American Indians Redefine Museums

Oct. 3, 2004
Inside the new National Museum of the American Indian, nextdoor to the U.S. Capitol in Washington, D.C., is an exhibit about an exhibit in which an American Indian lay on a display case surprising visitors by being alive and observing them. Visitors to the new NMAI may be surprised to find an entire museum alive. There is very little of the past here, much of current culture.

The American Indian Movement (AIM) has complained, in fact, that this museum does not tell the story of a holocaust. And indeed, it should. Or a separate museum should. There is a museum in Washington for a German holocaust, but nothing for our own, and nothing for slavery; even Hiroshima is off limits. For that matter, there is no Southeast Asia museum or Middle Eastern museum or Central American museum for victims of U.S. violence. But if there were all of these museums, they could begin to look like triumphant arches falling in line with the war memorials that are devouring the National Mall. And for a government to destroy the native people of its territory and then build a museum about it would be obscene without the surprising act performed by this new museum.

The new museum does not make up for what was done, and it should not be seen as an attempt to. This museum is not a gift to American Indians, but a gift from American Indians to all Americans. The important step our government has taken is to allow Indians to participate. But nothing within this building could have been dreamed up by mainstream American culture or by Congress.

As with the East Wing of the National Gallery of Art, across the Mall, one of the greatest works of art in the new museum may be the architecture of the building. Sadly, the architect, an American Indian, was fired partway through the process and does not acknowledge the fnished project as his own. But it is a stunning creation full of artistic inspiration, from the detail of the stone work, to the undulations of the towering cavern walls, the fountains flowing out of and back into the mountainlike building, and the precarious but not threatening cantelevering of the upper levels out over the entrance in the East.

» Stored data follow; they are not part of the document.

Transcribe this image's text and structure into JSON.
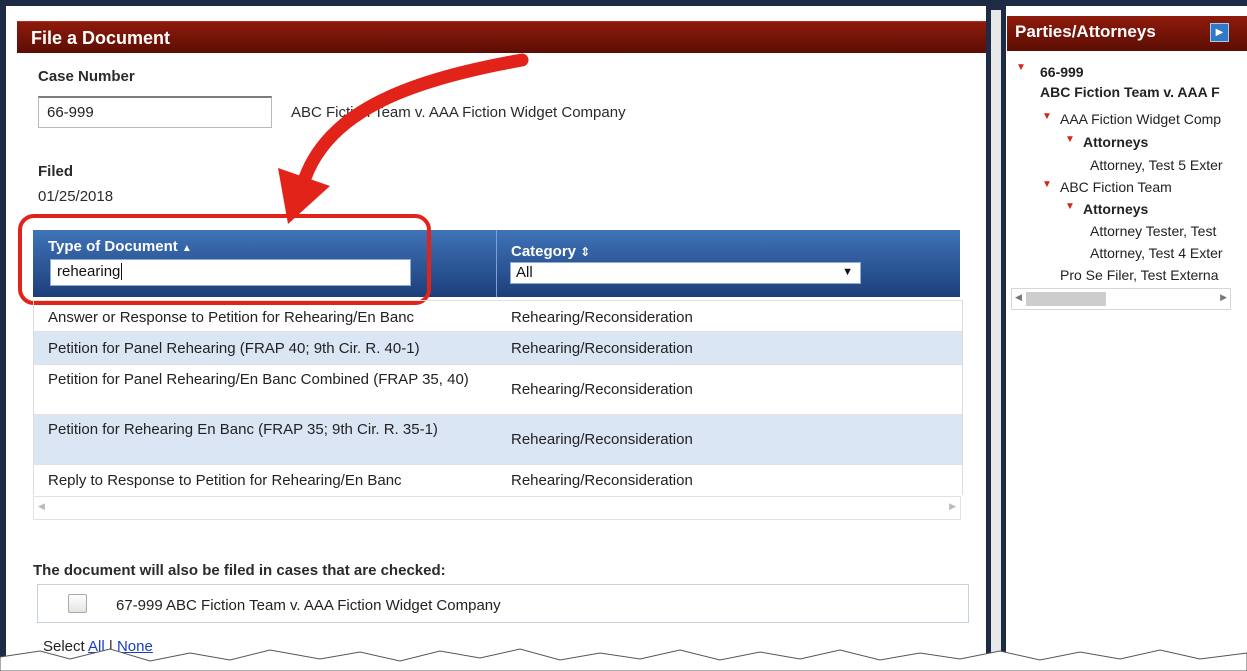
{
  "main": {
    "title": "File a Document",
    "case_number_label": "Case Number",
    "case_number_value": "66-999",
    "case_name": "ABC Fiction Team v. AAA Fiction Widget Company",
    "filed_label": "Filed",
    "filed_date": "01/25/2018",
    "grid": {
      "col1_title": "Type of Document",
      "col1_sort_icon": "sort-asc-icon",
      "col1_filter_value": "rehearing",
      "col2_title": "Category",
      "col2_sort_icon": "sort-both-icon",
      "col2_filter_selected": "All",
      "rows": [
        {
          "type": "Answer or Response to Petition for Rehearing/En Banc",
          "category": "Rehearing/Reconsideration"
        },
        {
          "type": "Petition for Panel Rehearing (FRAP 40; 9th Cir. R. 40-1)",
          "category": "Rehearing/Reconsideration"
        },
        {
          "type": "Petition for Panel Rehearing/En Banc Combined (FRAP 35, 40)",
          "category": "Rehearing/Reconsideration"
        },
        {
          "type": "Petition for Rehearing En Banc (FRAP 35; 9th Cir. R. 35-1)",
          "category": "Rehearing/Reconsideration"
        },
        {
          "type": "Reply to Response to Petition for Rehearing/En Banc",
          "category": "Rehearing/Reconsideration"
        }
      ]
    },
    "also_filed_label": "The document will also be filed in cases that are checked:",
    "also_filed_case": "67-999 ABC Fiction Team v. AAA Fiction Widget Company",
    "select_prefix": "Select",
    "select_all": "All",
    "select_separator": "|",
    "select_none": "None"
  },
  "side": {
    "title": "Parties/Attorneys",
    "toggle_icon": "collapse-right-icon",
    "case_number": "66-999",
    "case_name": "ABC Fiction Team v. AAA F",
    "party1": "AAA Fiction Widget Comp",
    "party1_attorneys_label": "Attorneys",
    "party1_attorney1": "Attorney, Test 5 Exter",
    "party2": "ABC Fiction Team",
    "party2_attorneys_label": "Attorneys",
    "party2_attorney1": "Attorney Tester, Test",
    "party2_attorney2": "Attorney, Test 4 Exter",
    "pro_se": "Pro Se Filer, Test Externa"
  },
  "colors": {
    "header_red": "#7a1408",
    "grid_blue": "#2a5599",
    "highlight_red": "#e2231a",
    "row_alt": "#dbe6f4",
    "link_blue": "#1a3cc7"
  }
}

When you enter the museum, you find yourself in a towering cylindrical space with levels of exhibit spaces visible on the far side, and prisms in a window painting rainbows across the walls and floor. On the circular base of this space, native Hawaiians are demonstrating traditional techniques used in building sea-going canoes.

Throughout the museum, live Indians tell their stories in person or on video screens. Three of the four exhibit spaces are devoted to contemporary Indian art and culture. While history plays a role here, it is not central. The fourth space focuses more on historical objects and tells more of the history of this land, but does not do so in a way to satisfy AIM.

The art and culture exhibited here are more powerful than much of what can be found in either wing of the National Gallery of Art. What we have been given is a redefinition of the museum, not as a memorial to untouchable sterile greatness, but as a living self-conscious display of a culture able to view itself from the outside even while insisting on its own importance.

The Museum of Natural History a few blocks away (filled mainly with dinosaurs and animals) still includes anthropological exhibits on non-white homo sapiens, but I notice that it has added an exhibit on baseball – an ongoing activity engaged in by lots of white people. This is the direction the new NMAI moves us in. The NMAI tells us more about the natural environment and how humans live in it than does the Museum of Natural History. It also tells us about some of the destruction going on right now and the efforts to prevent it.

In other words, this new museum makes itself more a part of a democracy than do any of the others. And the need is great. The fragments of territory still belonging to American Indians are in many cases being polluted in ways that more powerful neighborhoods would not tolerate. For that matter, much of this museum was funded by private dollars, and there have been complaints that poorer tribes have been left out.

Our current president, when asked two months ago at the UNITY Journalists of Color convention, what he would do for Native American sovereignty, appeared to have at best a very limited idea of what the word meant, although he repeated it a number of times as the audience openly laughed at him. Maybe someday soon he’ll have time to visit museums and educate himself.